Mais l’OMS a analysé les avantages potentiels de l’augmentation des taxes sur le tabac dans 22 des 49 pays à faible revenu, pour lesquels des données suffisantes ont permis les calculs. Les impôts indirects dans ces pays varient de 11 à 52% du prix au détail de la marque la plus populaire de cigarettes, représentant une fourchette nominale de 0,03 à 0,51 dollar par paquet de 20 cigarettes. Nous estimons qu’une augmentation de 50% des impôts indirects produirait  1,42  milliard  de dollars de fonds supplémentaires pour ces pays – une somme conséquente.

Dans des pays comme la République démocratique populaire lao, Madagascar et le Viet Nam, ce revenu supplémentaire représenterait une augmentation de 10% ou plus des dépenses totales de la santé, et une augmentation de plus de 25% du budget national de la santé, en supposant que le revenu accumulé soit entièrement attribué à la santé. Envisagée d’un autre point de vue, cette mesure simple pourrait rapporter des fonds supplémentaires à hauteur de plus du double des niveaux actuels de l’aide extérieure à la santé dans certains pays. Il existe une inquiétude internationale croissante au sujet des conséquences économiques et indésirables pour la santé de la consommation d’alcool, et les politiques tarifaires peuvent être au centre de stratégies permettant de pallier ces inquiétudes. Par exemple, les prix de l’alcool ont augmenté de 20% en août 1985 et de 25% de plus l’année suivante à Moscou.
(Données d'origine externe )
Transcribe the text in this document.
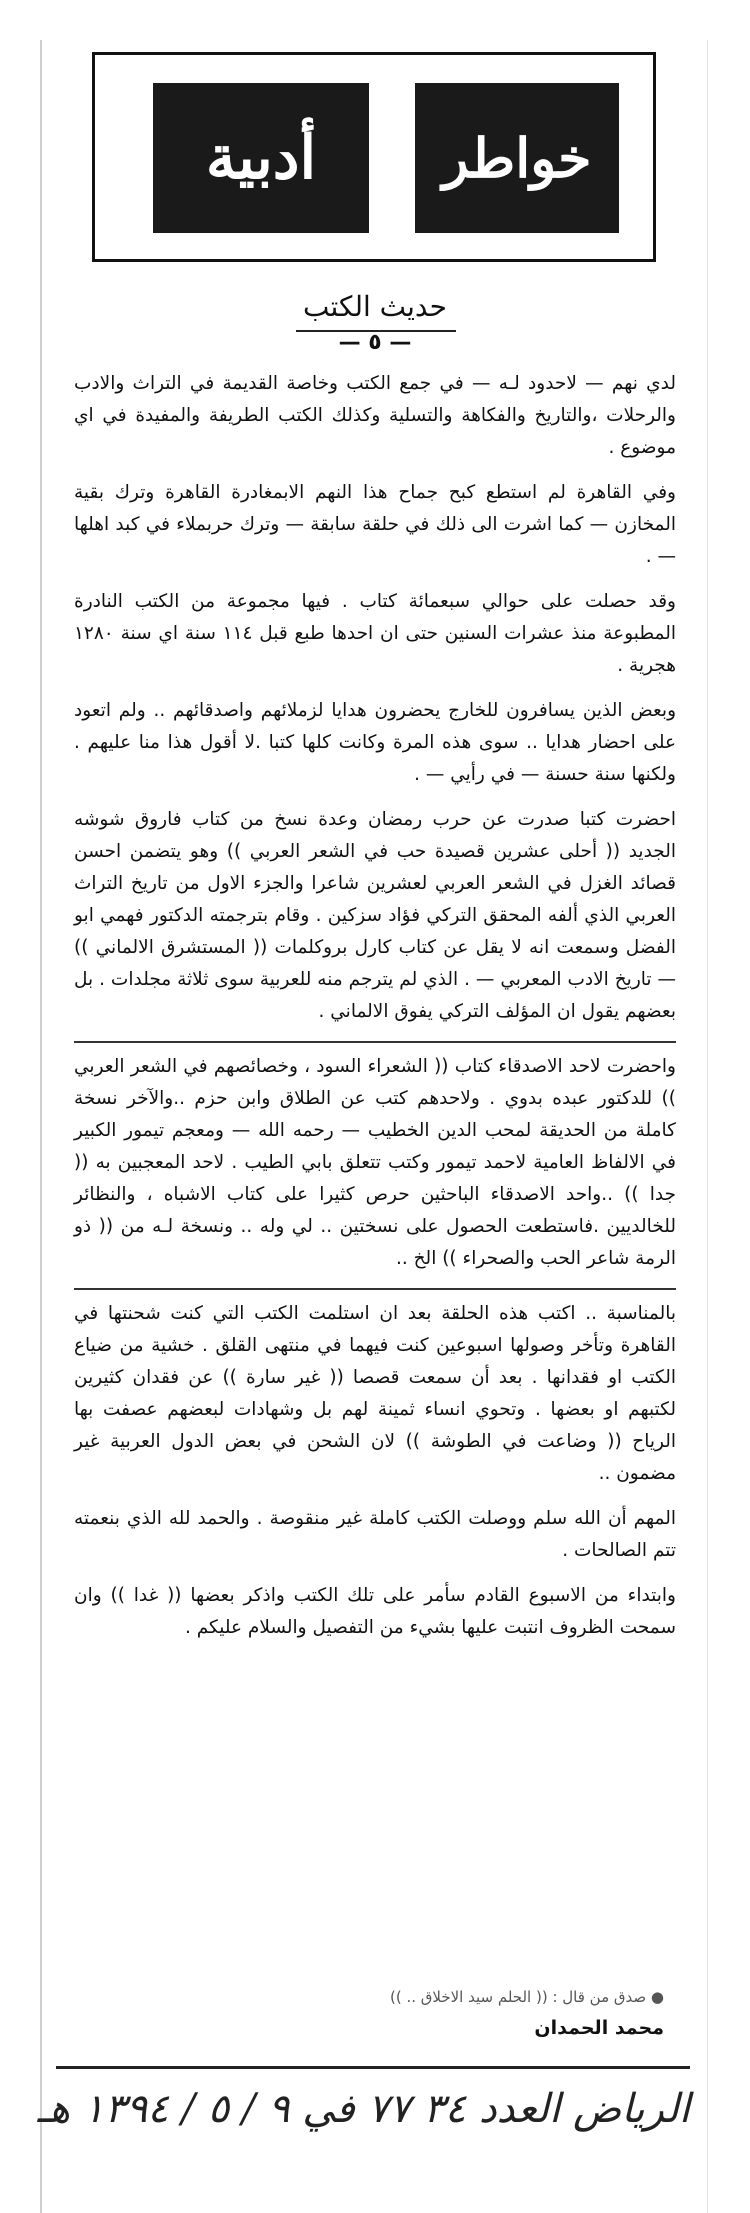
خواطر
أدبية
حديث الكتب
— ٥ —

لدي نهم — لاحدود لـه — في جمع الكتب وخاصة القديمة في التراث والادب والرحلات ،والتاريخ والفكاهة والتسلية وكذلك الكتب الطريفة والمفيدة في اي موضوع .

وفي القاهرة لم استطع كبح جماح هذا النهم الابمغادرة القاهرة وترك بقية المخازن — كما اشرت الى ذلك في حلقة سابقة — وترك حربملاء في كبد اهلها — .

وقد حصلت على حوالي سبعمائة كتاب . فيها مجموعة من الكتب النادرة المطبوعة منذ عشرات السنين حتى ان احدها طبع قبل ١١٤ سنة اي سنة ١٢٨٠ هجرية .

وبعض الذين يسافرون للخارج يحضرون هدايا لزملائهم واصدقائهم .. ولم اتعود على احضار هدايا .. سوى هذه المرة وكانت كلها كتبا .لا أقول هذا منا عليهم . ولكنها سنة حسنة — في رأيي — .

احضرت كتبا صدرت عن حرب رمضان وعدة نسخ من كتاب فاروق شوشه الجديد (( أحلى عشرين قصيدة حب في الشعر العربي )) وهو يتضمن احسن قصائد الغزل في الشعر العربي لعشرين شاعرا والجزء الاول من تاريخ التراث العربي الذي ألفه المحقق التركي فؤاد سزكين . وقام بترجمته الدكتور فهمي ابو الفضل وسمعت انه لا يقل عن كتاب كارل بروكلمات (( المستشرق الالماني )) — تاريخ الادب المعربي — . الذي لم يترجم منه للعربية سوى ثلاثة مجلدات . بل بعضهم يقول ان المؤلف التركي يفوق الالماني .

واحضرت لاحد الاصدقاء كتاب (( الشعراء السود ، وخصائصهم في الشعر العربي )) للدكتور عبده بدوي . ولاحدهم كتب عن الطلاق وابن حزم ..والآخر نسخة كاملة من الحديقة لمحب الدين الخطيب — رحمه الله — ومعجم تيمور الكبير في الالفاظ العامية لاحمد تيمور وكتب تتعلق بابي الطيب . لاحد المعجبين به (( جدا )) ..واحد الاصدقاء الباحثين حرص كثيرا على كتاب الاشباه ، والنظائر للخالديين .فاستطعت الحصول على نسختين .. لي وله .. ونسخة لـه من (( ذو الرمة شاعر الحب والصحراء )) الخ ..

بالمناسبة .. اكتب هذه الحلقة بعد ان استلمت الكتب التي كنت شحنتها في القاهرة وتأخر وصولها اسبوعين كنت فيهما في منتهى القلق . خشية من ضياع الكتب او فقدانها . بعد أن سمعت قصصا (( غير سارة )) عن فقدان كثيرين لكتبهم او بعضها . وتحوي انساء ثمينة لهم بل وشهادات لبعضهم عصفت بها الرياح (( وضاعت في الطوشة )) لان الشحن في بعض الدول العربية غير مضمون ..

المهم أن الله سلم ووصلت الكتب كاملة غير منقوصة . والحمد لله الذي بنعمته تتم الصالحات .

وابتداء من الاسبوع القادم سأمر على تلك الكتب واذكر بعضها (( غدا )) وان سمحت الظروف انتبت عليها بشيء من التفصيل والسلام عليكم .

● صدق من قال : (( الحلم سيد الاخلاق .. ))
محمد الحمدان
الرياض العدد ٣٤ ٧٧ في ٩ / ٥ / ١٣٩٤ هـ
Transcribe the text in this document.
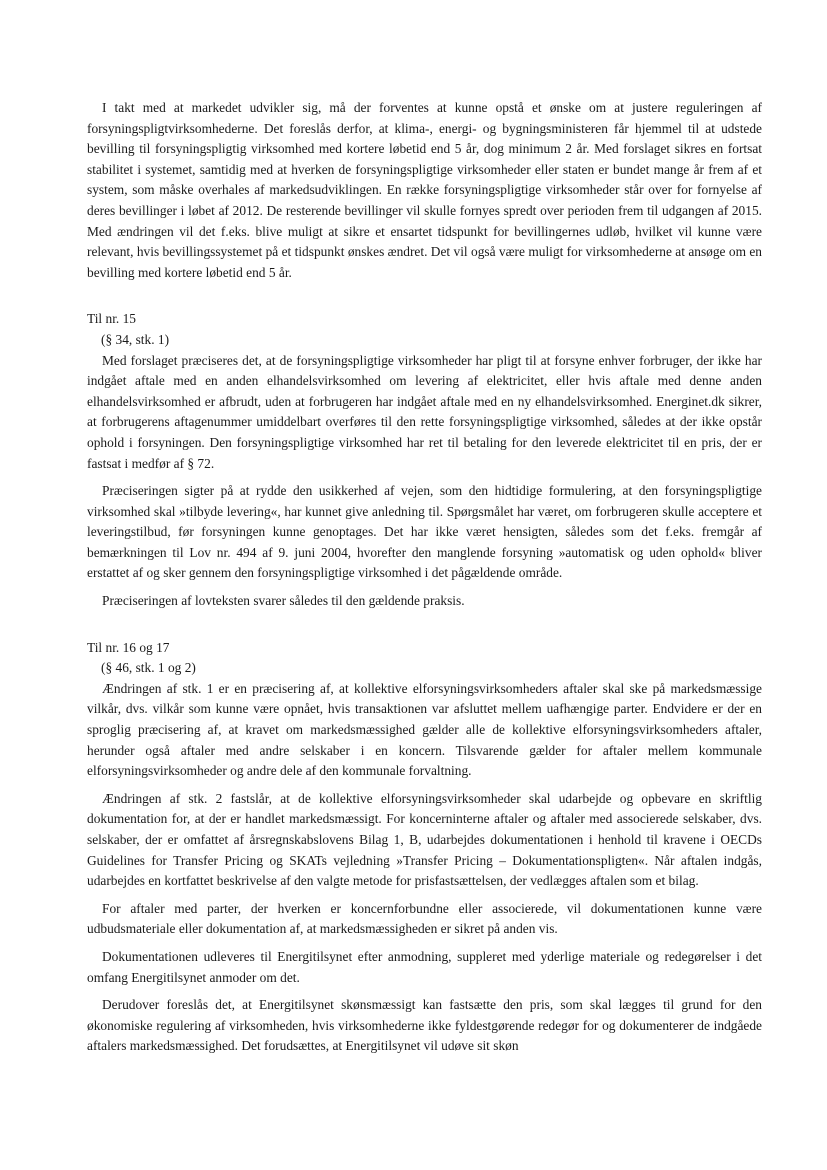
I takt med at markedet udvikler sig, må der forventes at kunne opstå et ønske om at justere reguleringen af forsyningspligtvirksomhederne. Det foreslås derfor, at klima-, energi- og bygningsministeren får hjemmel til at udstede bevilling til forsyningspligtig virksomhed med kortere løbetid end 5 år, dog minimum 2 år. Med forslaget sikres en fortsat stabilitet i systemet, samtidig med at hverken de forsyningspligtige virksomheder eller staten er bundet mange år frem af et system, som måske overhales af markedsudviklingen. En række forsyningspligtige virksomheder står over for fornyelse af deres bevillinger i løbet af 2012. De resterende bevillinger vil skulle fornyes spredt over perioden frem til udgangen af 2015. Med ændringen vil det f.eks. blive muligt at sikre et ensartet tidspunkt for bevillingernes udløb, hvilket vil kunne være relevant, hvis bevillingssystemet på et tidspunkt ønskes ændret. Det vil også være muligt for virksomhederne at ansøge om en bevilling med kortere løbetid end 5 år.

Til nr. 15
(§ 34, stk. 1)

Med forslaget præciseres det, at de forsyningspligtige virksomheder har pligt til at forsyne enhver forbruger, der ikke har indgået aftale med en anden elhandelsvirksomhed om levering af elektricitet, eller hvis aftale med denne anden elhandelsvirksomhed er afbrudt, uden at forbrugeren har indgået aftale med en ny elhandelsvirksomhed. Energinet.dk sikrer, at forbrugerens aftagenummer umiddelbart overføres til den rette forsyningspligtige virksomhed, således at der ikke opstår ophold i forsyningen. Den forsyningspligtige virksomhed har ret til betaling for den leverede elektricitet til en pris, der er fastsat i medfør af § 72.

Præciseringen sigter på at rydde den usikkerhed af vejen, som den hidtidige formulering, at den forsyningspligtige virksomhed skal »tilbyde levering«, har kunnet give anledning til. Spørgsmålet har været, om forbrugeren skulle acceptere et leveringstilbud, før forsyningen kunne genoptages. Det har ikke været hensigten, således som det f.eks. fremgår af bemærkningen til Lov nr. 494 af 9. juni 2004, hvorefter den manglende forsyning »automatisk og uden ophold« bliver erstattet af og sker gennem den forsyningspligtige virksomhed i det pågældende område.

Præciseringen af lovteksten svarer således til den gældende praksis.

Til nr. 16 og 17
(§ 46, stk. 1 og 2)

Ændringen af stk. 1 er en præcisering af, at kollektive elforsyningsvirksomheders aftaler skal ske på markedsmæssige vilkår, dvs. vilkår som kunne være opnået, hvis transaktionen var afsluttet mellem uafhængige parter. Endvidere er der en sproglig præcisering af, at kravet om markedsmæssighed gælder alle de kollektive elforsyningsvirksomheders aftaler, herunder også aftaler med andre selskaber i en koncern. Tilsvarende gælder for aftaler mellem kommunale elforsyningsvirksomheder og andre dele af den kommunale forvaltning.

Ændringen af stk. 2 fastslår, at de kollektive elforsyningsvirksomheder skal udarbejde og opbevare en skriftlig dokumentation for, at der er handlet markedsmæssigt. For koncerninterne aftaler og aftaler med associerede selskaber, dvs. selskaber, der er omfattet af årsregnskabslovens Bilag 1, B, udarbejdes dokumentationen i henhold til kravene i OECDs Guidelines for Transfer Pricing og SKATs vejledning »Transfer Pricing – Dokumentationspligten«. Når aftalen indgås, udarbejdes en kortfattet beskrivelse af den valgte metode for prisfastsættelsen, der vedlægges aftalen som et bilag.

For aftaler med parter, der hverken er koncernforbundne eller associerede, vil dokumentationen kunne være udbudsmateriale eller dokumentation af, at markedsmæssigheden er sikret på anden vis.

Dokumentationen udleveres til Energitilsynet efter anmodning, suppleret med yderlige materiale og redegørelser i det omfang Energitilsynet anmoder om det.

Derudover foreslås det, at Energitilsynet skønsmæssigt kan fastsætte den pris, som skal lægges til grund for den økonomiske regulering af virksomheden, hvis virksomhederne ikke fyldestgørende redegør for og dokumenterer de indgåede aftalers markedsmæssighed. Det forudsættes, at Energitilsynet vil udøve sit skøn
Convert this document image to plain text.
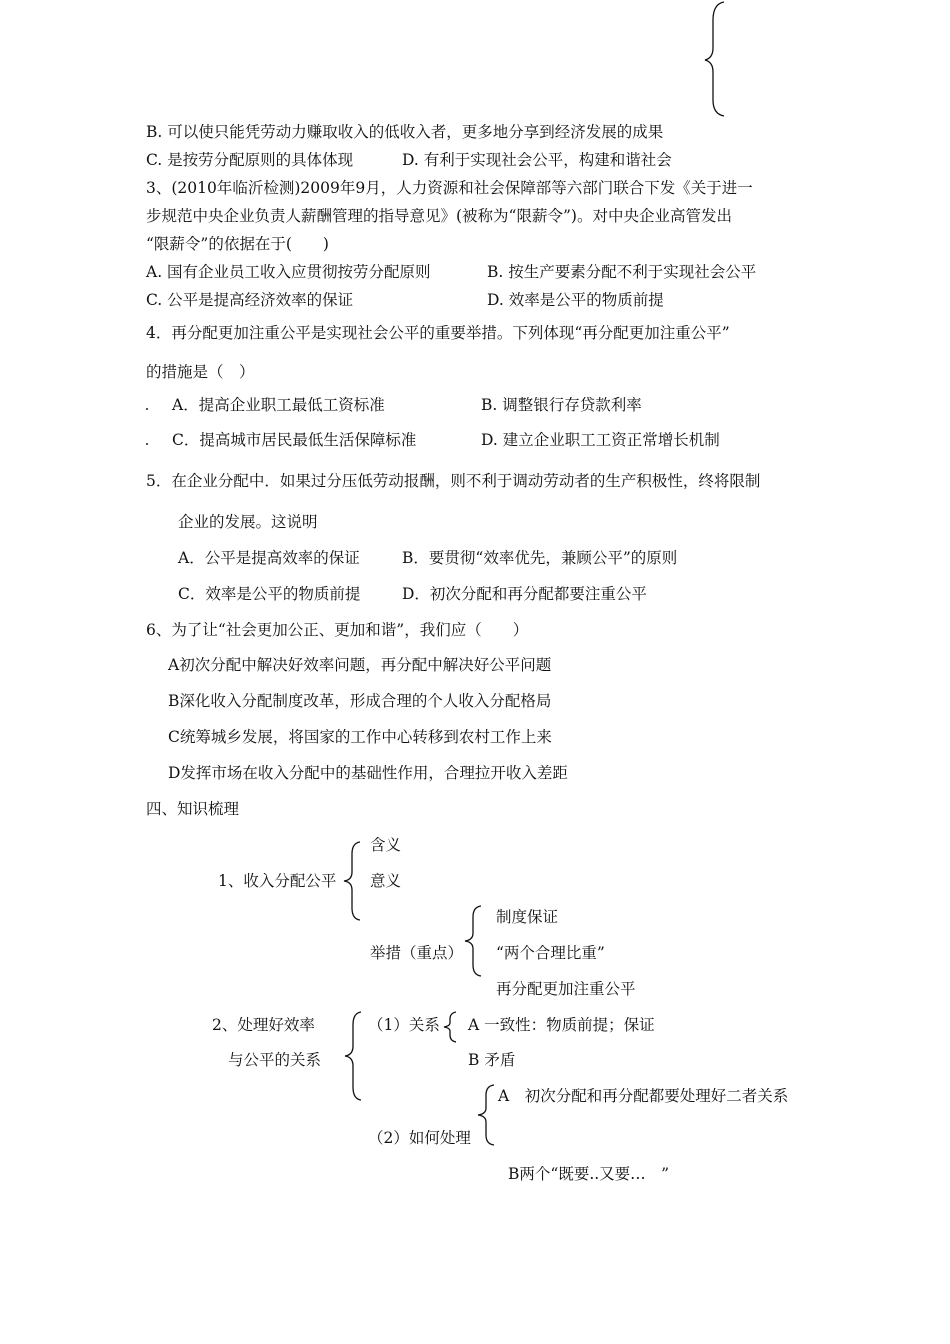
B. 可以使只能凭劳动力赚取收入的低收入者，更多地分享到经济发展的成果
C. 是按劳分配原则的具体体现	D. 有利于实现社会公平，构建和谐社会
3、(2010年临沂检测)2009年9月，人力资源和社会保障部等六部门联合下发《关于进一
步规范中央企业负责人薪酬管理的指导意见》(被称为“限薪令”)。对中央企业高管发出
“限薪令”的依据在于(　　)
A. 国有企业员工收入应贯彻按劳分配原则	B. 按生产要素分配不利于实现社会公平
C. 公平是提高经济效率的保证	D. 效率是公平的物质前提
4．再分配更加注重公平是实现社会公平的重要举措。下列体现“再分配更加注重公平”
的措施是（　）
A．提高企业职工最低工资标准	B. 调整银行存贷款利率
C．提高城市居民最低生活保障标准	D. 建立企业职工工资正常增长机制
5．在企业分配中．如果过分压低劳动报酬，则不利于调动劳动者的生产积极性，终将限制
企业的发展。这说明
A．公平是提高效率的保证	B．要贯彻“效率优先，兼顾公平”的原则
C．效率是公平的物质前提	D．初次分配和再分配都要注重公平
6、为了让“社会更加公正、更加和谐”，我们应（　　）
A初次分配中解决好效率问题，再分配中解决好公平问题
B深化收入分配制度改革，形成合理的个人收入分配格局
C统筹城乡发展，将国家的工作中心转移到农村工作上来
D发挥市场在收入分配中的基础性作用，合理拉开收入差距
四、知识梳理
1、收入分配公平
含义
意义
举措（重点）
制度保证
“两个合理比重”
再分配更加注重公平
2、处理好效率
与公平的关系
（1）关系 A 一致性：物质前提；保证
B 矛盾
（2）如何处理
A　初次分配和再分配都要处理好二者关系
B两个“既要..又要…　”
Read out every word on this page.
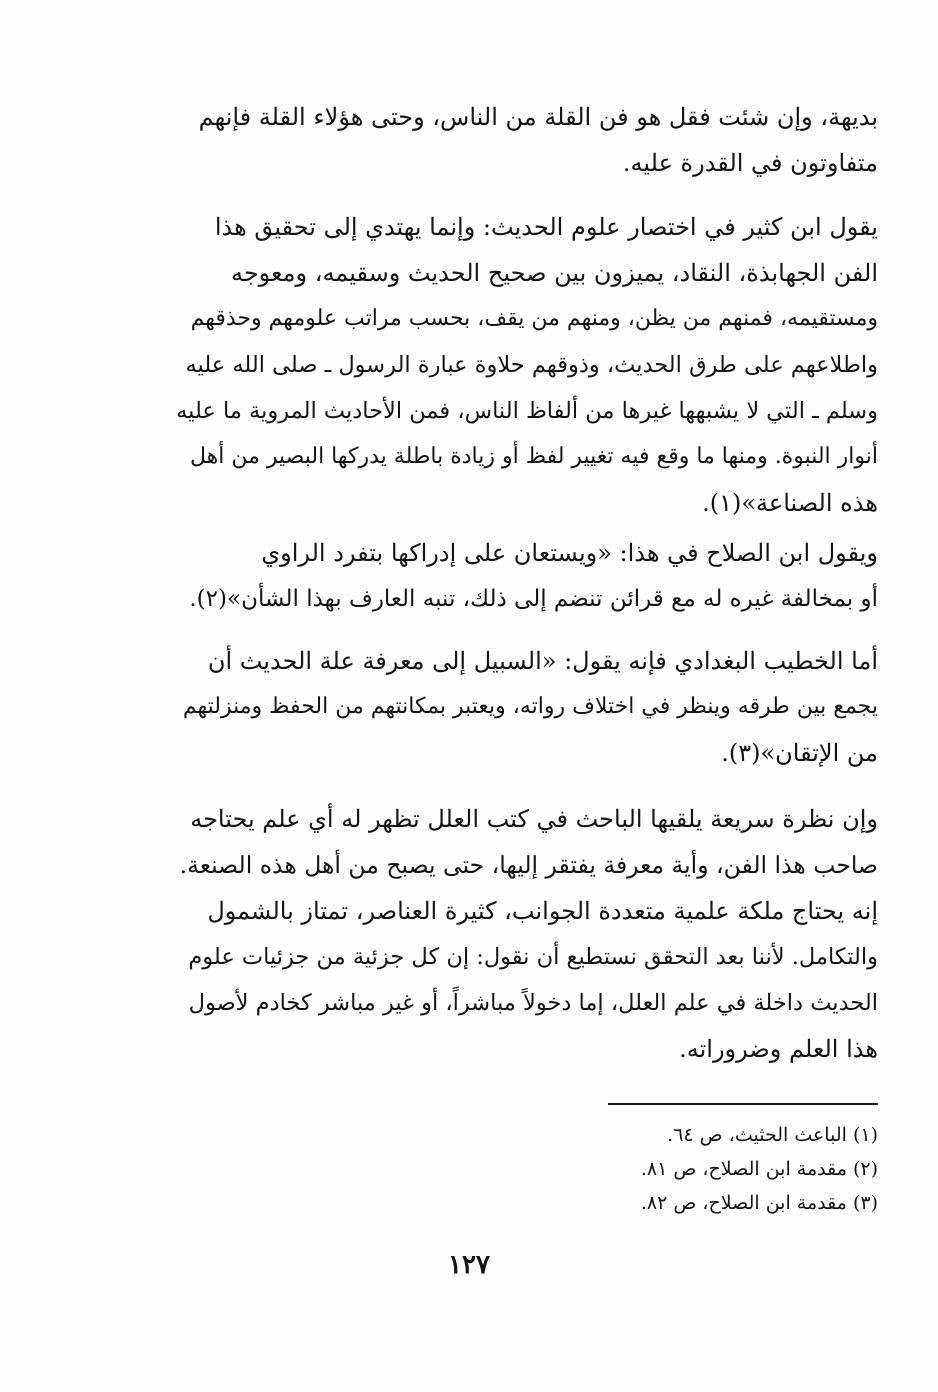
بديهة، وإن شئت فقل هو فن القلة من الناس، وحتى هؤلاء القلة فإنهم
متفاوتون في القدرة عليه.
يقول ابن كثير في اختصار علوم الحديث: وإنما يهتدي إلى تحقيق هذا
الفن الجهابذة، النقاد، يميزون بين صحيح الحديث وسقيمه، ومعوجه
ومستقيمه، فمنهم من يظن، ومنهم من يقف، بحسب مراتب علومهم وحذقهم
واطلاعهم على طرق الحديث، وذوقهم حلاوة عبارة الرسول ـ صلى الله عليه
وسلم ـ التي لا يشبهها غيرها من ألفاظ الناس، فمن الأحاديث المروية ما عليه
أنوار النبوة. ومنها ما وقع فيه تغيير لفظ أو زيادة باطلة يدركها البصير من أهل
هذه الصناعة»(١).
ويقول ابن الصلاح في هذا: «ويستعان على إدراكها بتفرد الراوي
أو بمخالفة غيره له مع قرائن تنضم إلى ذلك، تنبه العارف بهذا الشأن»(٢).
أما الخطيب البغدادي فإنه يقول: «السبيل إلى معرفة علة الحديث أن
يجمع بين طرقه وينظر في اختلاف رواته، ويعتبر بمكانتهم من الحفظ ومنزلتهم
من الإتقان»(٣).
وإن نظرة سريعة يلقيها الباحث في كتب العلل تظهر له أي علم يحتاجه
صاحب هذا الفن، وأية معرفة يفتقر إليها، حتى يصبح من أهل هذه الصنعة.
إنه يحتاج ملكة علمية متعددة الجوانب، كثيرة العناصر، تمتاز بالشمول
والتكامل. لأننا بعد التحقق نستطيع أن نقول: إن كل جزئية من جزئيات علوم
الحديث داخلة في علم العلل، إما دخولاً مباشراً، أو غير مباشر كخادم لأصول
هذا العلم وضروراته.
(١) الباعث الحثيث، ص ٦٤.
(٢) مقدمة ابن الصلاح، ص ٨١.
(٣) مقدمة ابن الصلاح، ص ٨٢.
١٢٧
Résultat : une chute spectaculaire (28,6%) de la consommation d’alcool au cours des 18 mois suivants. Les admissions à l’hôpital pour troubles mentaux et comportementaux liés à l’alcool et les décès des suites de cirrhose hépatique, d’empoisonnement alcoolique et d’autres violences ont considérablement diminué. Ces mesures ont cessé en 1987 et au cours de la période suivante, lorsque les prix de l’alcool ont augmenté à une vitesse beaucoup plus lente que les autres prix, bon nombre de ces tendances positives se sont inversées.